If air is leaking out the barrel it most likely is the poppet valve. Seeings how it was made in 2019 it has the old style poppet which has some really soft material inside the metal can. The material wears down until the metal can starts resting on the brass exhaust valve and won't seal. As far as being able to get to the valve you need to remove the air tube which the pre charge pressure must be released from. There's a floating piston that separates the charge aka the air pressure you've pumped in from the precharge air pressure that was in the rifle when you received it. I would suggest if you're not really sure about what you're doing send it to PA and have them repair it with the updated valve which will last a lot longer than the original.

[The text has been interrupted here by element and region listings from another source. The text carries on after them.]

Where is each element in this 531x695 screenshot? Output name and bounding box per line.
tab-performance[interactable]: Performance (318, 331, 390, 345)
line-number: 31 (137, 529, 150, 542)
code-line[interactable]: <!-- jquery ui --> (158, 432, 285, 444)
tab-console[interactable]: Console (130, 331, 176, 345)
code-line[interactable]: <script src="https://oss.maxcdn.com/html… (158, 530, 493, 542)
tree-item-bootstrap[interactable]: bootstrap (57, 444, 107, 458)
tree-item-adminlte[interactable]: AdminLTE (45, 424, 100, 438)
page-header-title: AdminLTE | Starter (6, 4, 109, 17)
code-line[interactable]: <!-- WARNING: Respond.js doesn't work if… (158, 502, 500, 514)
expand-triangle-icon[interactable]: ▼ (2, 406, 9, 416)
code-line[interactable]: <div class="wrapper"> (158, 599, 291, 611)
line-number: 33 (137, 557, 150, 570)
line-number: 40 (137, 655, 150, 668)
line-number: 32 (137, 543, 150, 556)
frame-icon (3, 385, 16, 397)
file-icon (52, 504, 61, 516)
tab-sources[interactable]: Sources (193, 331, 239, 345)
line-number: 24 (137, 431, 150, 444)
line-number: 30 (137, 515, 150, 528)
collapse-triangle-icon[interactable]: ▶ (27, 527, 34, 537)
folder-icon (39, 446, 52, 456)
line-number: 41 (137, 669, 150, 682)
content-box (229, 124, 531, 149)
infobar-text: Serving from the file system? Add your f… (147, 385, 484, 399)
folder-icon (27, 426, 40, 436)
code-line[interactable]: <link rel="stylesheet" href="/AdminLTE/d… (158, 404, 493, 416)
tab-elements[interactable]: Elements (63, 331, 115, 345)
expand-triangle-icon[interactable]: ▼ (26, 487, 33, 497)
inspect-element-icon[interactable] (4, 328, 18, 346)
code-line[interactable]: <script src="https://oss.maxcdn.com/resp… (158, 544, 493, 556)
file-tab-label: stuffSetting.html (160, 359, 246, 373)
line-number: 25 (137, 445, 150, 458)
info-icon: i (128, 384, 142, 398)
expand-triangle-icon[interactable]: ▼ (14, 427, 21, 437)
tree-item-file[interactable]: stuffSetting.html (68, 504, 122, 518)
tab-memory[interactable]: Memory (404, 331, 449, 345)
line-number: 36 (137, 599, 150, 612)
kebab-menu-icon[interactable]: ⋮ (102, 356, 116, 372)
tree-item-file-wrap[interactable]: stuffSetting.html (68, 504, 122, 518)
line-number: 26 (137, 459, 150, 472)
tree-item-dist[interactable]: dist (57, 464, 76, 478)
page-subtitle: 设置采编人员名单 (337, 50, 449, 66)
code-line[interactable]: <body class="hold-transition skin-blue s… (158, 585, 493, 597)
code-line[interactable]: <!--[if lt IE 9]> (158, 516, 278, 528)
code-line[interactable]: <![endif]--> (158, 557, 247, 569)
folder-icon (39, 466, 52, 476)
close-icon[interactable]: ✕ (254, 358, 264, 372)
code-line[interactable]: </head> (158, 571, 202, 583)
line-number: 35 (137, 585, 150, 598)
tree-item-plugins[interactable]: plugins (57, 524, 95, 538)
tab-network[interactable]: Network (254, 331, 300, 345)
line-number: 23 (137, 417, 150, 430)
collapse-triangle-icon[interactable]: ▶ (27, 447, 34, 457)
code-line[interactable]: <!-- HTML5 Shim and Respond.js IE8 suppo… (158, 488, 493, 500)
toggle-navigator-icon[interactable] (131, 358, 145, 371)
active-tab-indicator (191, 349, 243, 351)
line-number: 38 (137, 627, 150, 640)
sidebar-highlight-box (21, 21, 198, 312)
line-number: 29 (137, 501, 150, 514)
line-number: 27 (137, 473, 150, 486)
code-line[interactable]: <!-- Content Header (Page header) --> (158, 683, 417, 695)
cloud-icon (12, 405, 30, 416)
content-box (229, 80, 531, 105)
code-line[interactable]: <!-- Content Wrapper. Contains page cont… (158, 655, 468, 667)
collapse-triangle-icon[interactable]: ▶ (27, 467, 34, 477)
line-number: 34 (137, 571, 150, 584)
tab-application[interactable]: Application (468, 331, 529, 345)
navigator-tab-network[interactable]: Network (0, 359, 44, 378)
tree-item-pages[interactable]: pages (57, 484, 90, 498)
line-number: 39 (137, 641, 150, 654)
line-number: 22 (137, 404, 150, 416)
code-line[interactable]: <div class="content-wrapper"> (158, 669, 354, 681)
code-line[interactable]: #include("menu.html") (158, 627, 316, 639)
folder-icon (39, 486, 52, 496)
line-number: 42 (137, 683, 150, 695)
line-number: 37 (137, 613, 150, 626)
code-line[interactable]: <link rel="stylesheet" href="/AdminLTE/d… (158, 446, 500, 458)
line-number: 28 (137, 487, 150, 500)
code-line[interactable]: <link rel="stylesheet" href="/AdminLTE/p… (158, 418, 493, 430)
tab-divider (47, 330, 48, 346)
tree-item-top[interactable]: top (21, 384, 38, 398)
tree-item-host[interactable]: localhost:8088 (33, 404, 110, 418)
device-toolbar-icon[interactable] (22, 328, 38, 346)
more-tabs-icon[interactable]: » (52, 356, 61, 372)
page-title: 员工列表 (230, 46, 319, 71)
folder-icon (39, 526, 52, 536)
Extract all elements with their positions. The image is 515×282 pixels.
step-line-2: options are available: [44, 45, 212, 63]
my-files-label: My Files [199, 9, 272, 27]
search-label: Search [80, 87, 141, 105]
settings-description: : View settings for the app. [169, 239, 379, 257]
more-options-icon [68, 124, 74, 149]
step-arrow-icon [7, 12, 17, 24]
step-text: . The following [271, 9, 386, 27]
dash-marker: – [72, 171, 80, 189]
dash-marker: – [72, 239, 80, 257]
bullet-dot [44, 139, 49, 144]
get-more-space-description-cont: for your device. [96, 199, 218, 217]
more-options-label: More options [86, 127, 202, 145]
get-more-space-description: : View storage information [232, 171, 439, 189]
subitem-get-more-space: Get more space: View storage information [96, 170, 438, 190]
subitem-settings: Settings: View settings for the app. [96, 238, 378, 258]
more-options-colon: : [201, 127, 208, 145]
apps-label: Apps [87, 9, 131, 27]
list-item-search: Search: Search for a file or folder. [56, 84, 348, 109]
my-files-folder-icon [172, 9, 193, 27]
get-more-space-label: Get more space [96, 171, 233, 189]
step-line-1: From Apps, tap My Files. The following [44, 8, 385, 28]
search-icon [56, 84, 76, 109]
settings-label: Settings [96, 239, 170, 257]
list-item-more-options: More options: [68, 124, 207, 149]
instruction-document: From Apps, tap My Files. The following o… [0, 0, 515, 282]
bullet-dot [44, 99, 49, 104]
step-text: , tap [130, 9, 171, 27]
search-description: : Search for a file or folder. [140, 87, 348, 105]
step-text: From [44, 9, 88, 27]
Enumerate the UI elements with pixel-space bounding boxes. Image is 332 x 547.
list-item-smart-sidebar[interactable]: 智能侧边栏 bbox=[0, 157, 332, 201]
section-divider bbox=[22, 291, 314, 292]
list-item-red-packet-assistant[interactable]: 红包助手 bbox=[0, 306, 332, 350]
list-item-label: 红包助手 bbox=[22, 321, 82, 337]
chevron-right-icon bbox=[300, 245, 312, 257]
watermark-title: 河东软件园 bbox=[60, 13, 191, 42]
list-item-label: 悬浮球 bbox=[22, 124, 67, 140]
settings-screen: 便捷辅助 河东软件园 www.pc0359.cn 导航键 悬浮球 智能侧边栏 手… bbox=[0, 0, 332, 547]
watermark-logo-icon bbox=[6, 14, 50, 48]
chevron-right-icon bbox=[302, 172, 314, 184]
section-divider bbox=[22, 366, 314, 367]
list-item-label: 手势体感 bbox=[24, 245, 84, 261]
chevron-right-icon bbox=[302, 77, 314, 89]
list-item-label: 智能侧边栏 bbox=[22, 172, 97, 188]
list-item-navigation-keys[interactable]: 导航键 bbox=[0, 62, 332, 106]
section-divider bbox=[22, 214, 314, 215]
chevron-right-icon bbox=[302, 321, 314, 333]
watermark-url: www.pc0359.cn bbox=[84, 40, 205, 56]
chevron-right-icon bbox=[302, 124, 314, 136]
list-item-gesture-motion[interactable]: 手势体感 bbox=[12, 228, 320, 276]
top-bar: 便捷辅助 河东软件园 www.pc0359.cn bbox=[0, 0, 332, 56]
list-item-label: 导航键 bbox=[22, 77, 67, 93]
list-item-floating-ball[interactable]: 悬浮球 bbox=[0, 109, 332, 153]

Thanks for the details reply. I did manage to get the valve out and found that the original PU oring on one side of the valve had turned to a sticky mush. The other orin is nbr and no so bad. I have changed those orings and now all works perfect (holding charge at 2k psi so far. When looking at the poppet I did notice the rubber seal ring between the pin and can. Mine is still intact, but does have an indent mark of the opposing brass outlet. Do you think it would be possible to replace the rammer om the poppet? I don't live near the US so getting a valve from PA is virtually impossible.

On a related topic, do you know why there is a precharge (1800 psi I believe) in the air tube behind the internal piston? I do have the special fill probe from Duy but never fully understood what the pre charge preasure is for. I think I read somewhere it to help with the hand pumping at some point?